La seconde condition est que le moteur soit capable de mener des tâches à leur terme de manière automatique. Il faut pour cela qu’à chaque étape de lecture/écriture soit associé le mouvement à faire pour atteindre l’étape suivante et que l’ensemble des étapes conduise au résultat attendu. Du point de vue de la machine, une tâche se présente donc comme une séquence d’opérations de lecture/écriture/déplacement telle qu’en partant d’un état initial et en appliquant cette séquence, opération par opération, on parvienne à l’état final. Ainsi, à toute tâche correspond une table d’action indiquant le programme de “calcul” du résultat où, pour chaque état de la machine, telle donnée est lue, telle écriture est à faire, et tel déplacement est à réaliser. De sorte que si l’on veut assigner une autre tâche, il suffit d’assigner une autre table d’action.

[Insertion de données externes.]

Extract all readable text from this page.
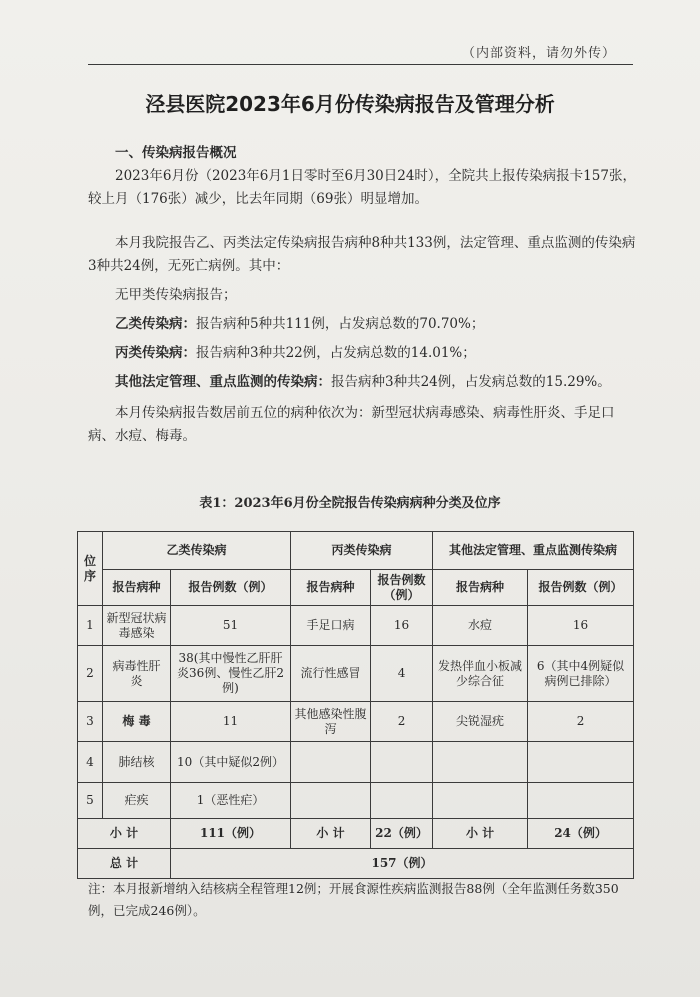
（内部资料，请勿外传）
泾县医院2023年6月份传染病报告及管理分析

一、传染病报告概况

2023年6月份（2023年6月1日零时至6月30日24时），全院共上报传染病报卡157张，较上月（176张）减少，比去年同期（69张）明显增加。

本月我院报告乙、丙类法定传染病报告病种8种共133例，法定管理、重点监测的传染病3种共24例，无死亡病例。其中：

无甲类传染病报告；

乙类传染病：报告病种5种共111例，占发病总数的70.70%；

丙类传染病：报告病种3种共22例，占发病总数的14.01%；

其他法定管理、重点监测的传染病：报告病种3种共24例，占发病总数的15.29%。

本月传染病报告数居前五位的病种依次为：新型冠状病毒感染、病毒性肝炎、手足口病、水痘、梅毒。

表1：2023年6月份全院报告传染病病种分类及位序
位序	乙类传染病		丙类传染病		其他法定管理、重点监测传染病	
	报告病种	报告例数（例）	报告病种	报告例数（例）	报告病种	报告例数（例）
1	新型冠状病毒感染	51	手足口病	16	水痘	16
2	病毒性肝 炎	38(其中慢性乙肝肝炎36例、慢性乙肝2例)	流行性感冒	4	发热伴血小板减少综合征	6（其中4例疑似病例已排除）
3	梅 毒	11	其他感染性腹泻	2	尖锐湿疣	2
4	肺结核	10（其中疑似2例）				
5	疟疾	1（恶性疟）				
小 计		111（例）	小 计	22（例）	小 计	24（例）
总 计		157（例）				
注：本月报新增纳入结核病全程管理12例；开展食源性疾病监测报告88例（全年监测任务数350例，已完成246例）。
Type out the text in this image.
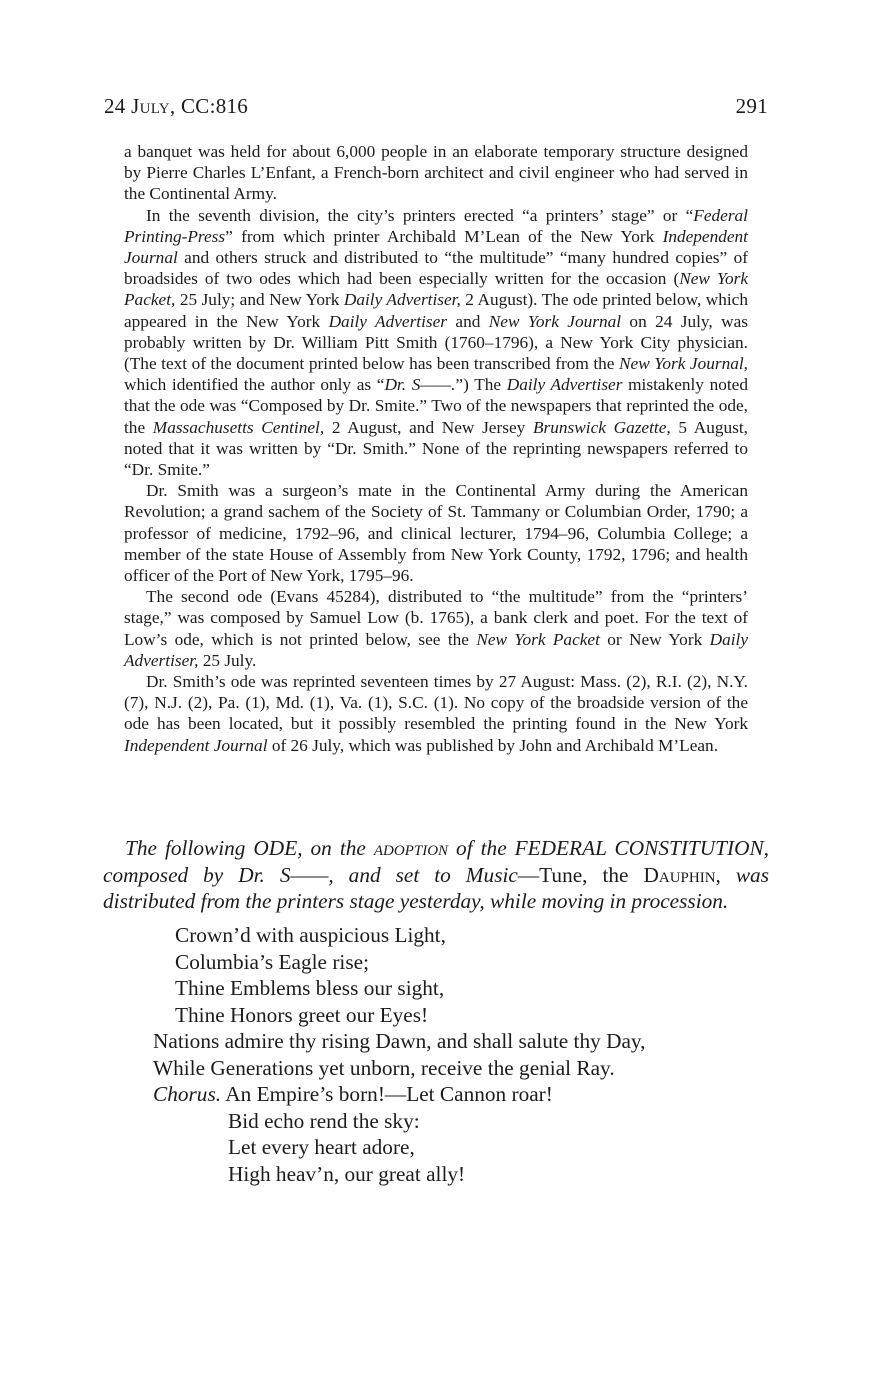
24 July, CC:816	291

a banquet was held for about 6,000 people in an elaborate temporary structure designed by Pierre Charles L’Enfant, a French-born architect and civil engineer who had served in the Continental Army.

In the seventh division, the city’s printers erected “a printers’ stage” or “Federal Printing-Press” from which printer Archibald M’Lean of the New York Independent Journal and others struck and distributed to “the multitude” “many hundred copies” of broadsides of two odes which had been especially written for the occasion (New York Packet, 25 July; and New York Daily Advertiser, 2 August). The ode printed below, which appeared in the New York Daily Advertiser and New York Journal on 24 July, was probably written by Dr. William Pitt Smith (1760–1796), a New York City physician. (The text of the document printed below has been transcribed from the New York Journal, which identified the author only as “Dr. S——.”) The Daily Advertiser mistakenly noted that the ode was “Composed by Dr. Smite.” Two of the newspapers that reprinted the ode, the Massachusetts Centinel, 2 August, and New Jersey Brunswick Gazette, 5 August, noted that it was written by “Dr. Smith.” None of the reprinting newspapers referred to “Dr. Smite.”

Dr. Smith was a surgeon’s mate in the Continental Army during the American Revolution; a grand sachem of the Society of St. Tammany or Columbian Order, 1790; a professor of medicine, 1792–96, and clinical lecturer, 1794–96, Columbia College; a member of the state House of Assembly from New York County, 1792, 1796; and health officer of the Port of New York, 1795–96.

The second ode (Evans 45284), distributed to “the multitude” from the “printers’ stage,” was composed by Samuel Low (b. 1765), a bank clerk and poet. For the text of Low’s ode, which is not printed below, see the New York Packet or New York Daily Advertiser, 25 July.

Dr. Smith’s ode was reprinted seventeen times by 27 August: Mass. (2), R.I. (2), N.Y. (7), N.J. (2), Pa. (1), Md. (1), Va. (1), S.C. (1). No copy of the broadside version of the ode has been located, but it possibly resembled the printing found in the New York Independent Journal of 26 July, which was published by John and Archibald M’Lean.

The following ODE, on the adoption of the FEDERAL CONSTITUTION, composed by Dr. S——, and set to Music—Tune, the Dauphin, was distributed from the printers stage yesterday, while moving in procession.
Crown’d with auspicious Light,
Columbia’s Eagle rise;
Thine Emblems bless our sight,
Thine Honors greet our Eyes!
Nations admire thy rising Dawn, and shall salute thy Day,
While Generations yet unborn, receive the genial Ray.
Chorus. An Empire’s born!—Let Cannon roar!
Bid echo rend the sky:
Let every heart adore,
High heav’n, our great ally!
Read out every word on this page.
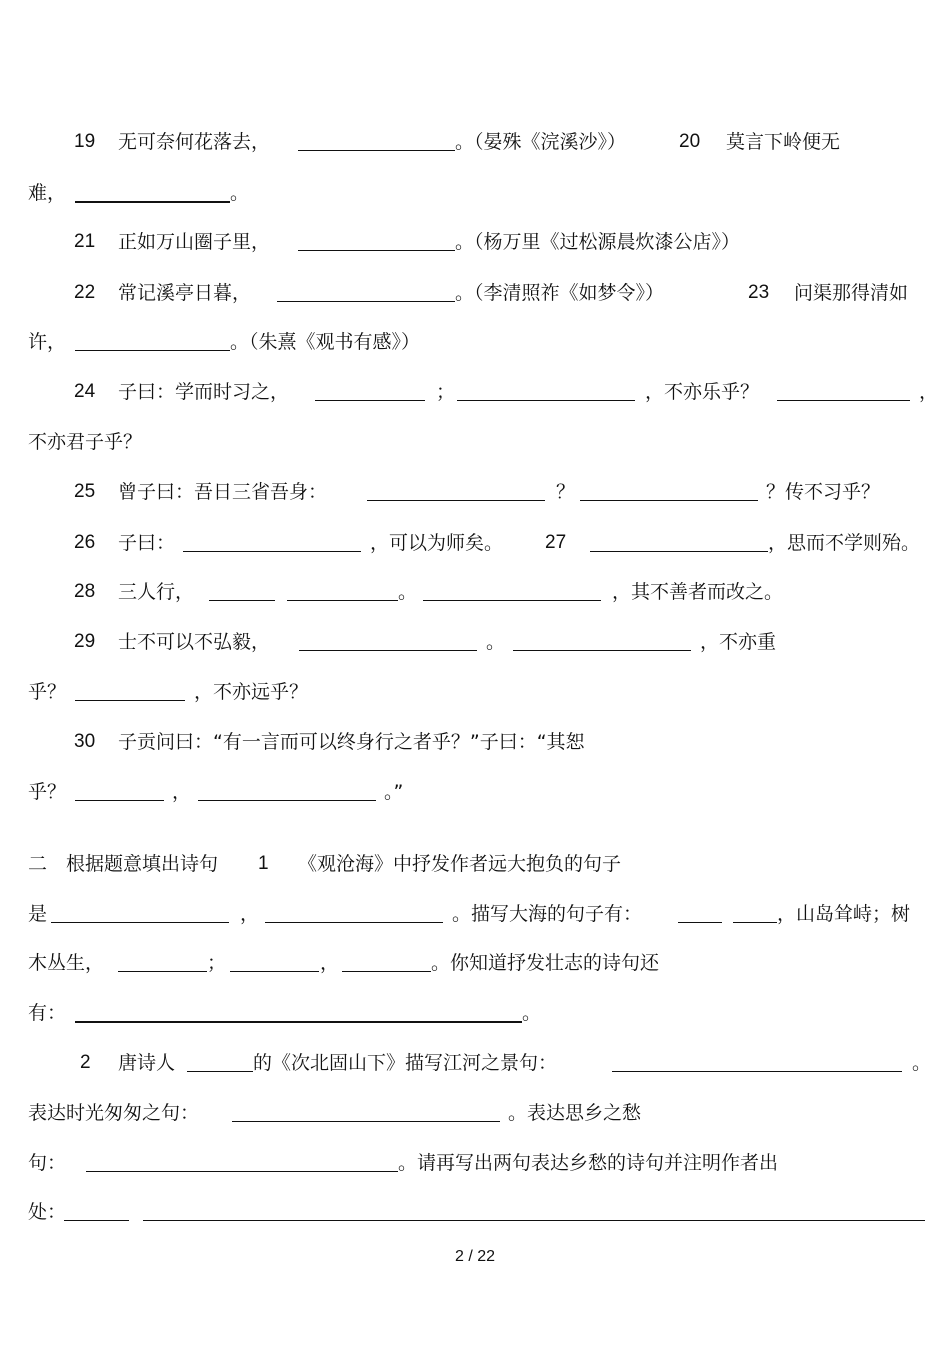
19 无可奈何花落去，	。（晏殊《浣溪沙》）	20 莫言下岭便无
难，	。
21 正如万山圈子里，	。（杨万里《过松源晨炊漆公店》）
22 常记溪亭日暮，	。（李清照祚《如梦令》）	23 问渠那得清如
许，	。（朱熹《观书有感》）
24 子曰：学而时习之，	；	，不亦乐乎？	，
不亦君子乎？
25 曾子曰：吾日三省吾身：	？	？传不习乎？
26 子曰：	，可以为师矣。 27	，思而不学则殆。
28 三人行，	。	，其不善者而改之。
29 士不可以不弘毅，	。	，不亦重
乎？	，不亦远乎？
30 子贡问曰：“有一言而可以终身行之者乎？”子曰：“其恕
乎？	，	。”
二　根据题意填出诗句 1 《观沧海》中抒发作者远大抱负的句子
是	，	。描写大海的句子有：	，山岛耸峙；树
木丛生，	；	，	。你知道抒发壮志的诗句还
有：	。
2 唐诗人	的《次北固山下》描写江河之景句：	。
表达时光匆匆之句：	。表达思乡之愁
句：	。请再写出两句表达乡愁的诗句并注明作者出
处：
2 / 22
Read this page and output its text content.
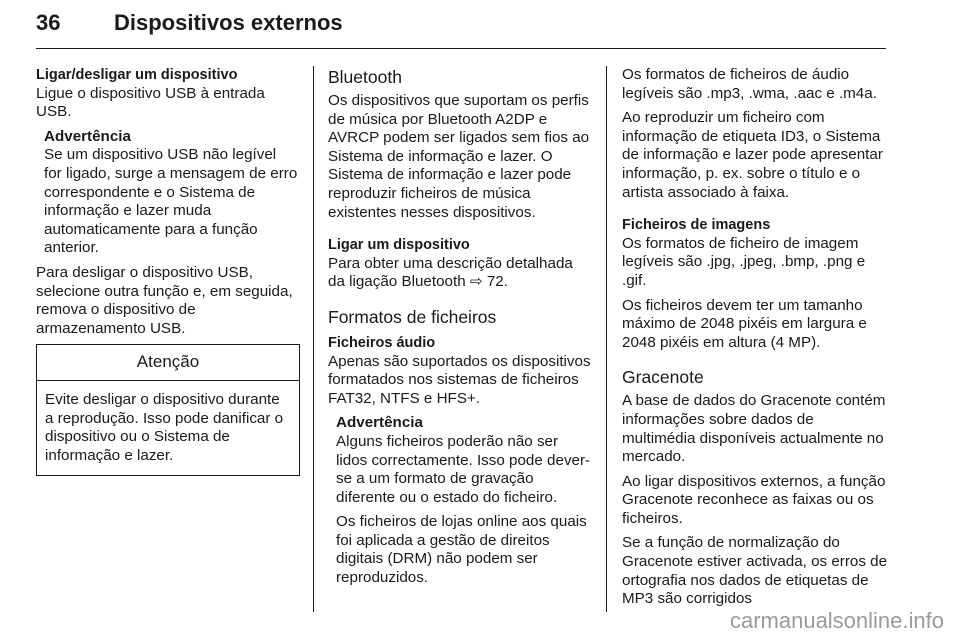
36 Dispositivos externos

Ligar/desligar um dispositivo

Ligue o dispositivo USB à entrada USB.

Advertência

Se um dispositivo USB não legível for ligado, surge a mensagem de erro correspondente e o Sistema de informação e lazer muda automaticamente para a função anterior.

Para desligar o dispositivo USB, selecione outra função e, em seguida, remova o dispositivo de armazenamento USB.

Atenção
Evite desligar o dispositivo durante a reprodução. Isso pode danificar o dispositivo ou o Sistema de informação e lazer.

Bluetooth

Os dispositivos que suportam os perfis de música por Bluetooth A2DP e AVRCP podem ser ligados sem fios ao Sistema de informação e lazer. O Sistema de informação e lazer pode reproduzir ficheiros de música existentes nesses dispositivos.

Ligar um dispositivo

Para obter uma descrição detalhada da ligação Bluetooth ⇨ 72.

Formatos de ficheiros

Ficheiros áudio

Apenas são suportados os dispositivos formatados nos sistemas de ficheiros FAT32, NTFS e HFS+.

Advertência

Alguns ficheiros poderão não ser lidos correctamente. Isso pode dever-se a um formato de gravação diferente ou o estado do ficheiro.

Os ficheiros de lojas online aos quais foi aplicada a gestão de direitos digitais (DRM) não podem ser reproduzidos.

Os formatos de ficheiros de áudio legíveis são .mp3, .wma, .aac e .m4a.

Ao reproduzir um ficheiro com informação de etiqueta ID3, o Sistema de informação e lazer pode apresentar informação, p. ex. sobre o título e o artista associado à faixa.

Ficheiros de imagens

Os formatos de ficheiro de imagem legíveis são .jpg, .jpeg, .bmp, .png e .gif.

Os ficheiros devem ter um tamanho máximo de 2048 pixéis em largura e 2048 pixéis em altura (4 MP).

Gracenote

A base de dados do Gracenote contém informações sobre dados de multimédia disponíveis actualmente no mercado.

Ao ligar dispositivos externos, a função Gracenote reconhece as faixas ou os ficheiros.

Se a função de normalização do Gracenote estiver activada, os erros de ortografia nos dados de etiquetas de MP3 são corrigidos

carmanualsonline.info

La machine automate de Turing est le modèle théorique de nos ordinateurs, et c’est pourquoi on peut aussi les appeler des « calculateurs ( computers ) ». Tel qu’il est conçu, ce modèle est remarquablement adapté aux opérations corporelles comme le flux électrique. Cela n’est pas un hasard, car Turing ramenait la pensée humaine à un calcul et le calcul à une séquence d’états discrets indifférents à la connaissance. Autrement dit, Turing avait une conception de la logique caractéristique des opérations corporelles [9]. Car ces dernières imposent non seulement que la machine soit indifférente à toute connaissance (quoiqu’elle manipule des signes de la connaissance), mais aussi que toutes les dimensions d’une tâche, y compris l’automatisme, soient décomposées et ramenées aux dimensions binaires d’une opération invariante (ad unum). Dans la conception de telles machines, les trésors d’intelligence déversés par les ingénieurs n’élèvent donc aucunement la machine vers l’intelligence, ils témoignent au contraire de l’effort nécessaire à l’homme pour abaisser des tâches rationnelles au niveau d’une opération naturelle parmi les plus pauvres. De même que le dresseur de cheval doit adapter ses projets, ses attentes, sa logique, son langage à ce que peut faire un cheval, de même en va-t-il de l’informaticien à l’égard de son ordinateur.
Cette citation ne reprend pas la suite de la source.